Of the figure, US$9.294 billion was poured into 872 newly-licenced projects, a yearly increase of 34.9 percent, while the rest US$5.71 billion was added to 340 running projects, up 37.9 percent.
An estimated US$8.62 billion was disbursed, up 6.4 percent compared to the figure of the same period in 2012.
The processing and manufacturing industry led all sectors in attracting FDI with 400 new projects and nearly US$13 billion in both total new and additional capital, accounting for 86.4 percent of the total amount.
Real estate followed with US$588.11 million, while the science and technology sector came next with US$380.59 million.
Japan topped the list of 48 countries and territories investing Vietnam, with US$4.736 billion, accounting for 31.6 percent of the total registered FDI, followed by Singapore with US$3.95 billion and the Republic of Korea, US$2.636 billion.
Fifty provinces and cities nationwide welcomed foreign investors in the reviewed period.

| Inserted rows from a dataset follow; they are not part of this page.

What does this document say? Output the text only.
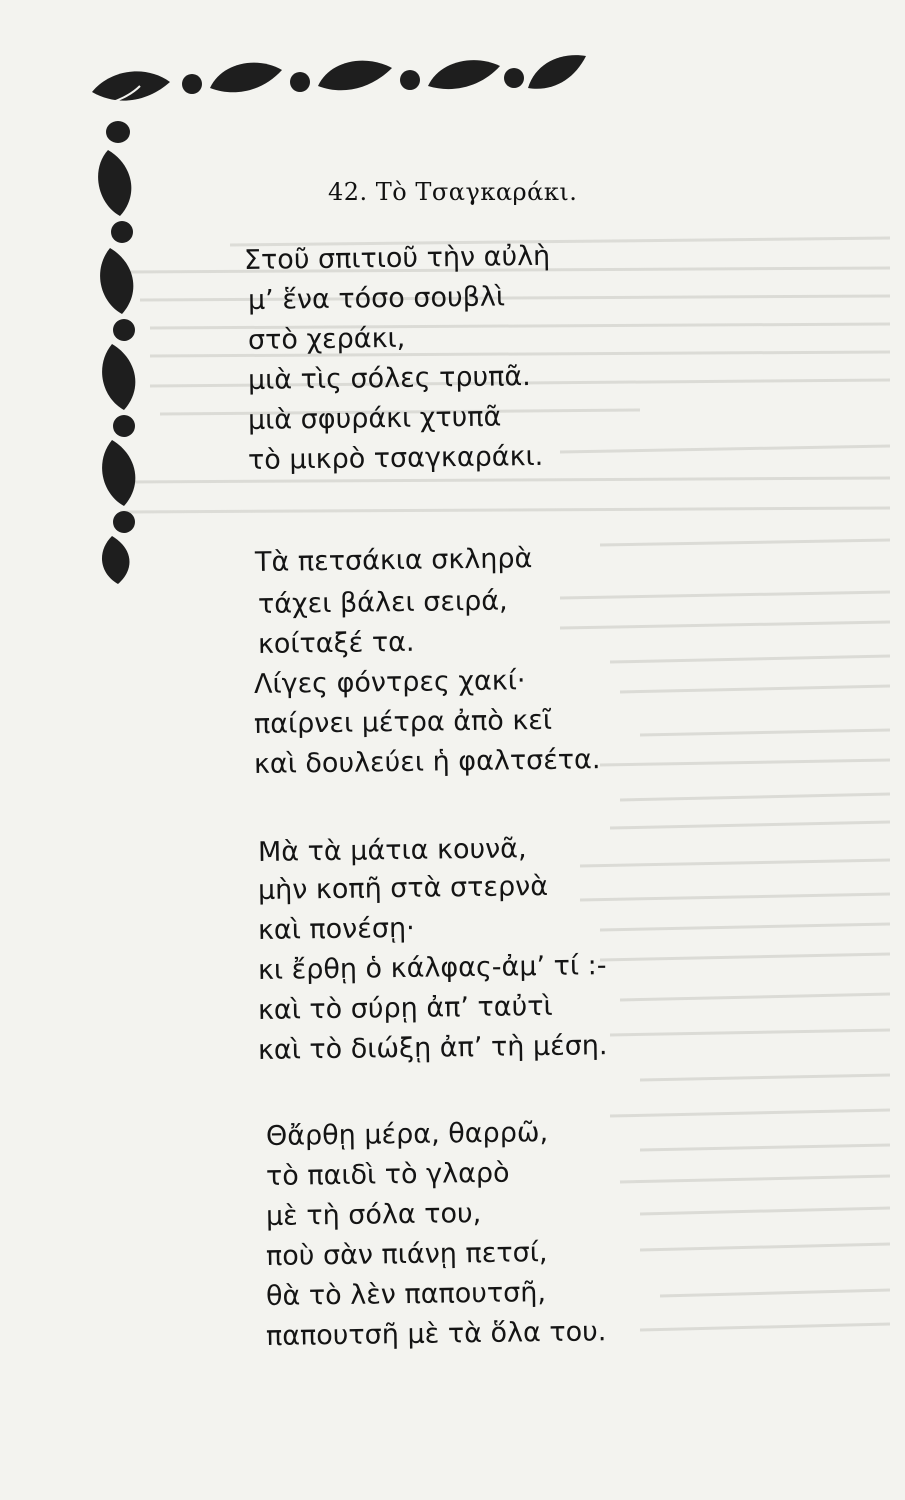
42. Τὸ Τσαγκαράκι.
Στοῦ σπιτιοῦ τὴν αὐλὴ
μ’ ἕνα τόσο σουβλὶ
στὸ χεράκι,
μιὰ τὶς σόλες τρυπᾶ.
μιὰ σφυράκι χτυπᾶ
τὸ μικρὸ τσαγκαράκι.
Τὰ πετσάκια σκληρὰ
τάχει βάλει σειρά,
κοίταξέ τα.
Λίγες φόντρες χακί·
παίρνει μέτρα ἀπὸ κεῖ
καὶ δουλεύει ἡ φαλτσέτα.
Μὰ τὰ μάτια κουνᾶ,
μὴν κοπῆ στὰ στερνὰ
καὶ πονέσῃ·
κι ἔρθῃ ὁ κάλφας-ἀμ’ τί :-
καὶ τὸ σύρῃ ἀπ’ ταὐτὶ
καὶ τὸ διώξῃ ἀπ’ τὴ μέση.
Θἄρθῃ μέρα, θαρρῶ,
τὸ παιδὶ τὸ γλαρὸ
μὲ τὴ σόλα του,
ποὺ σὰν πιάνῃ πετσί,
θὰ τὸ λὲν παπουτσῆ,
παπουτσῆ μὲ τὰ ὅλα του.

The northern central province of Thanh Hoa attracted the largest amount of FDI capital with US$2.92 billion, followed by the northern midland province of Thai Nguyen and the northern port city of Hai Phong with US$2.158 billion and US$1.94 billion, respectively.
The Foreign Investment Agency under the MPI announced that exports of the FDI sector (including sales of crude oil) in the nine-month period are estimated to exceed US$63 billion, a 22 percent rise year-on-year and accounting for 66 percent of the country’s total export earnings.